Hello I am having problems keeping my kindle off.  I turn it off and it turns on by it self.  The button on the back is turned to  off put it is really on. Any suggestions.  Thanks.


----------



## Ann in Arlington (Oct 27, 2008)

You're sure it's the on/off switch your using, not the WhisperNet switch?  On/off is more toward the edge of the Kindle.  I one time was switching WN off and got the wrong switch by mistake.  Had a brief moment of panic before I realized what I'd done.  

Another thought is that the charge is low.  You wouldn't think that would prevent it from going off but it may be that it is really frozen. Try plugging it in, letting it charge a bit, and then turning it on or off.
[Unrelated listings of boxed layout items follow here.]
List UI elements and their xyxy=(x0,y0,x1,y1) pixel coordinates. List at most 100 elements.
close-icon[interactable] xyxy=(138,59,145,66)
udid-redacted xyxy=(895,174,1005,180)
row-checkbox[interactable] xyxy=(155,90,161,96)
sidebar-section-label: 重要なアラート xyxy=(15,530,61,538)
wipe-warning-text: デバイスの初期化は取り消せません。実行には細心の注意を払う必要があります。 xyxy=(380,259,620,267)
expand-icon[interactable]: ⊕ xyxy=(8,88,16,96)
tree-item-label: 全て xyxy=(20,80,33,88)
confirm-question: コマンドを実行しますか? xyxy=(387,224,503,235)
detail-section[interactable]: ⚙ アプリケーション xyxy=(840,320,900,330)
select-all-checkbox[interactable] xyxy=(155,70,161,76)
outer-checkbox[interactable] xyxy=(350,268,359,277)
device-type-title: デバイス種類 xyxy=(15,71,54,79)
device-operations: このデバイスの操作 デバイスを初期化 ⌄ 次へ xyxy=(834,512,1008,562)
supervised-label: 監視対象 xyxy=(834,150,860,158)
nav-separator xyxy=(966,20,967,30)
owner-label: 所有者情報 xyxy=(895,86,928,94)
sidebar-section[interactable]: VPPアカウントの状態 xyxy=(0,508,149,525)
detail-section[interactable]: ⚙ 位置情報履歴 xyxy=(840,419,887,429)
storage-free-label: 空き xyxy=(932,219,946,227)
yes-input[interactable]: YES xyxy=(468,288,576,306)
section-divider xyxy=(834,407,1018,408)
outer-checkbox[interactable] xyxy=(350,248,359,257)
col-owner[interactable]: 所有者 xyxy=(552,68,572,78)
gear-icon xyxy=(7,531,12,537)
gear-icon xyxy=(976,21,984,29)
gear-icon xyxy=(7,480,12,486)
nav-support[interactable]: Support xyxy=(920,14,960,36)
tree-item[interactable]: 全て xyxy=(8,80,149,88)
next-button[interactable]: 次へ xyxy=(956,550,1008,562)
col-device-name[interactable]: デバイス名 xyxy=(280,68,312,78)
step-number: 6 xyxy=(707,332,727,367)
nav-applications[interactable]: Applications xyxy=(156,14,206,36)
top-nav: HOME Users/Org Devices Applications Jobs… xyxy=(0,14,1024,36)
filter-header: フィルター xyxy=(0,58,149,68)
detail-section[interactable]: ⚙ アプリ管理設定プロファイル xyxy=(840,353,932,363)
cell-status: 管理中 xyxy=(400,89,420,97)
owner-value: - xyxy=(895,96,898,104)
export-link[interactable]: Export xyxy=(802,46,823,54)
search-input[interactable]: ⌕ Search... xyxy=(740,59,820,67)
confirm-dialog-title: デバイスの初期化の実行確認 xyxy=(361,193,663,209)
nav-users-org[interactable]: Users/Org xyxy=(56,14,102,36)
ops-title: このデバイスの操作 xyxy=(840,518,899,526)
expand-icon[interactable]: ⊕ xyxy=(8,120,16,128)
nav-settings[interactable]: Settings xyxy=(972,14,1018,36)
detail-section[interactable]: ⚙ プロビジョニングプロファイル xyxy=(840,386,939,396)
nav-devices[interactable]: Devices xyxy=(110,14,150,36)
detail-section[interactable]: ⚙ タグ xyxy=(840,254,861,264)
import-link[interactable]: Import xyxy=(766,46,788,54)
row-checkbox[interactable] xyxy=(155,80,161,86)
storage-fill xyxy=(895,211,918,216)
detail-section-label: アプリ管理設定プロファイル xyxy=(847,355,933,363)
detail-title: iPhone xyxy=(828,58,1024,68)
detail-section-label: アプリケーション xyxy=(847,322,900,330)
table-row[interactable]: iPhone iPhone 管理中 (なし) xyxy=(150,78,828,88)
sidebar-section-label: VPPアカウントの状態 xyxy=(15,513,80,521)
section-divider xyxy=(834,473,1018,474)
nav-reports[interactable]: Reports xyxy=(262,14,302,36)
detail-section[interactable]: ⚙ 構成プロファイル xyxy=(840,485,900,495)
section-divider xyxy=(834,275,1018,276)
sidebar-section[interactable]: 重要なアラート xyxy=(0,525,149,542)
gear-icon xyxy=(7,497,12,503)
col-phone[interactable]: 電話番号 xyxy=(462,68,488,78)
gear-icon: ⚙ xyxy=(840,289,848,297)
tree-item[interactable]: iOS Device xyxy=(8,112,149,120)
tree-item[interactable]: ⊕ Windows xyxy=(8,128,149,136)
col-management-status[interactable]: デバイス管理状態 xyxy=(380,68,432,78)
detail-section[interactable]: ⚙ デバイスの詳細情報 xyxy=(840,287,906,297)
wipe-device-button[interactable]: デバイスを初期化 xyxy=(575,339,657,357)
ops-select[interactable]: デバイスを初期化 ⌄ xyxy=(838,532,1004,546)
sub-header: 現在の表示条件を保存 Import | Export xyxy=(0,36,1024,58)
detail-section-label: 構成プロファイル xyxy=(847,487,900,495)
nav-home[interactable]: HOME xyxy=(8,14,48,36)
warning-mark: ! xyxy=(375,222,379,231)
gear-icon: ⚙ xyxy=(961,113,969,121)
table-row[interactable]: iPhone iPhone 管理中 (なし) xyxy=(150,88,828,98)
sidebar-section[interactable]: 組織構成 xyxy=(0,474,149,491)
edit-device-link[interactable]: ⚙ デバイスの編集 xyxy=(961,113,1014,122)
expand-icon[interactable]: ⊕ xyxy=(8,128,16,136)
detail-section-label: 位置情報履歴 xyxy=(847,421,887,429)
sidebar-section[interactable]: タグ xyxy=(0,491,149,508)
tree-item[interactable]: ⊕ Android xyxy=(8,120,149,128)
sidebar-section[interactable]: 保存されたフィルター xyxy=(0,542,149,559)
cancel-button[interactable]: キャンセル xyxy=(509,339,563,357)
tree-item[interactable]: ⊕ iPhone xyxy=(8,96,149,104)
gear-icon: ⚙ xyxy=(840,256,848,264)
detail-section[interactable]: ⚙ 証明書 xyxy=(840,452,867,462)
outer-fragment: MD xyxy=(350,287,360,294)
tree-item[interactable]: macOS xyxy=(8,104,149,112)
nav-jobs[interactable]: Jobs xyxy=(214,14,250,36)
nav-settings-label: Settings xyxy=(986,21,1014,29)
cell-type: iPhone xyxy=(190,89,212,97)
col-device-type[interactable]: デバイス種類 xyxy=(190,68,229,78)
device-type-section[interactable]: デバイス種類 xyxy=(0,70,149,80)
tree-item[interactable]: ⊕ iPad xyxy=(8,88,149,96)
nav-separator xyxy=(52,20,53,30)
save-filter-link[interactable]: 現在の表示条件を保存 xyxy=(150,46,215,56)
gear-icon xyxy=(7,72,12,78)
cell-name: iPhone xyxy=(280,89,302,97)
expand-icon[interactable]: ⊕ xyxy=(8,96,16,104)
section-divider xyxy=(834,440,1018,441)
My only other thought is that it could be a bad switch.  If so, call Amazon. 

Ann


----------



## Maria_Forehand (Dec 31, 2008)

Thanks Ann but no it was not on the switch was turned to off but it kept turning on by itself. I did a hard reset and it helped.


----------



## sjc (Oct 29, 2008)

WHAT A CATCHY PHRASE for a KINDLE-T SHIRT:


> Topic: _Kindle keeps turning on_


 Kindle...get turned on.


----------



## sebat (Nov 16, 2008)

Do you mean when you put it to sleep...or...when you completely turn it off?

I remember a thread about a guy that was having the same problem when he put his to sleep.  He was holding the 2 keys down too long.  Just tap them and then give them time to do their thing.  If you hold them down until it goes off, the K will come back on.


----------